The most discussed limitation of VQ-VAE is codebook collapse, also called dead codes or low codebook utilization. During training a subset of codebook entries may stop being selected as nearest neighbors; they receive no gradient from the codebook loss and remain stranded, so the effective vocabulary shrinks and reconstructions degrade. The problem tends to worsen as the nominal codebook size K grows [8]. Practitioners developed a range of countermeasures, including EMA codebook updates [1], random restarts or re-seeding of unused codes (Jukebox reinitializes any code whose usage falls below a threshold to a recent encoder output) [5], code splitting, and entropy or commitment regularizers that encourage uniform usage.
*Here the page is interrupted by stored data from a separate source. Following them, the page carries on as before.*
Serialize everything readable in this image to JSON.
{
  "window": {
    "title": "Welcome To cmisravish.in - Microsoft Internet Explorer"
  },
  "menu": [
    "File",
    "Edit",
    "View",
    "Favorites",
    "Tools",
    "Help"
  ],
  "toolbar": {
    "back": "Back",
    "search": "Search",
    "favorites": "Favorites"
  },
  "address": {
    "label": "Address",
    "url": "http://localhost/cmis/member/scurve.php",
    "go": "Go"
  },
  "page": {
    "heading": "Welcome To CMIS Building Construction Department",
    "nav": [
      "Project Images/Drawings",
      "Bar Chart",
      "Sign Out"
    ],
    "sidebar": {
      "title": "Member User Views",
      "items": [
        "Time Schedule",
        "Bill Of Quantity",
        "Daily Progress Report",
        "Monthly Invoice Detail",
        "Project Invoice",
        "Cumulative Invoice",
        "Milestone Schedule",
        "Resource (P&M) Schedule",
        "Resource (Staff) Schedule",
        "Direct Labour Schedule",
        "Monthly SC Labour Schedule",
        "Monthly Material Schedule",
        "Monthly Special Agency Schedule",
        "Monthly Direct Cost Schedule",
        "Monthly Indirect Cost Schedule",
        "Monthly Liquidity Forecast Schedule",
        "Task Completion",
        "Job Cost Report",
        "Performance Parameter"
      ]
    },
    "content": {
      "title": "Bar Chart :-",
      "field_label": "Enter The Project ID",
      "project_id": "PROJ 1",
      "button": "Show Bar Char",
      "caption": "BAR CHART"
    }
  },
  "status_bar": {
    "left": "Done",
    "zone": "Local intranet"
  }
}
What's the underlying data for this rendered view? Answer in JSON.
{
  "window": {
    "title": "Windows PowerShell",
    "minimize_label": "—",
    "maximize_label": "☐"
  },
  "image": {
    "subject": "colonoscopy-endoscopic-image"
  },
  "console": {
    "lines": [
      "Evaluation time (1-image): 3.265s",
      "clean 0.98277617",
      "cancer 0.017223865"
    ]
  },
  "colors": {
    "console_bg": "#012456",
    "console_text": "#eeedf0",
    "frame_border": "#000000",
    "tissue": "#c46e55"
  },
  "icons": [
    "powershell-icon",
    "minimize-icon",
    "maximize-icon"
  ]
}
A second line of work removes the explicit, learned codebook altogether. Finite Scalar Quantization (FSQ), introduced in 2023 by Fabian Mentzer, David Minnen, Eirikur Agustsson, and Michael Tschannen in "Finite Scalar Quantization: VQ-VAE Made Simple," projects the encoder output to a small number of dimensions and rounds each dimension to one of a few fixed levels, which defines an implicit codebook of size L^d without any learned embedding table [8]. Gradients pass through the rounding via the straight-through estimator. FSQ avoids codebook collapse by construction and needs none of the commitment losses, reseeding, or splitting tricks that VQ requires, while matching VQ within a small margin on reconstruction and generation [8]. The closely related lookup-free quantization (LFQ), used in MAGVIT-v2, reduces the per-code embedding dimension to zero by binarizing each latent dimension at a threshold, enabling very large vocabularies (on the order of 2^18) and improving generation quality, with entropy-based penalties encouraging full codebook use [9]. These methods have largely supplanted the original learned-codebook quantizer in many recent tokenizers, while preserving the discrete-token, two-stage paradigm that VQ-VAE pioneered.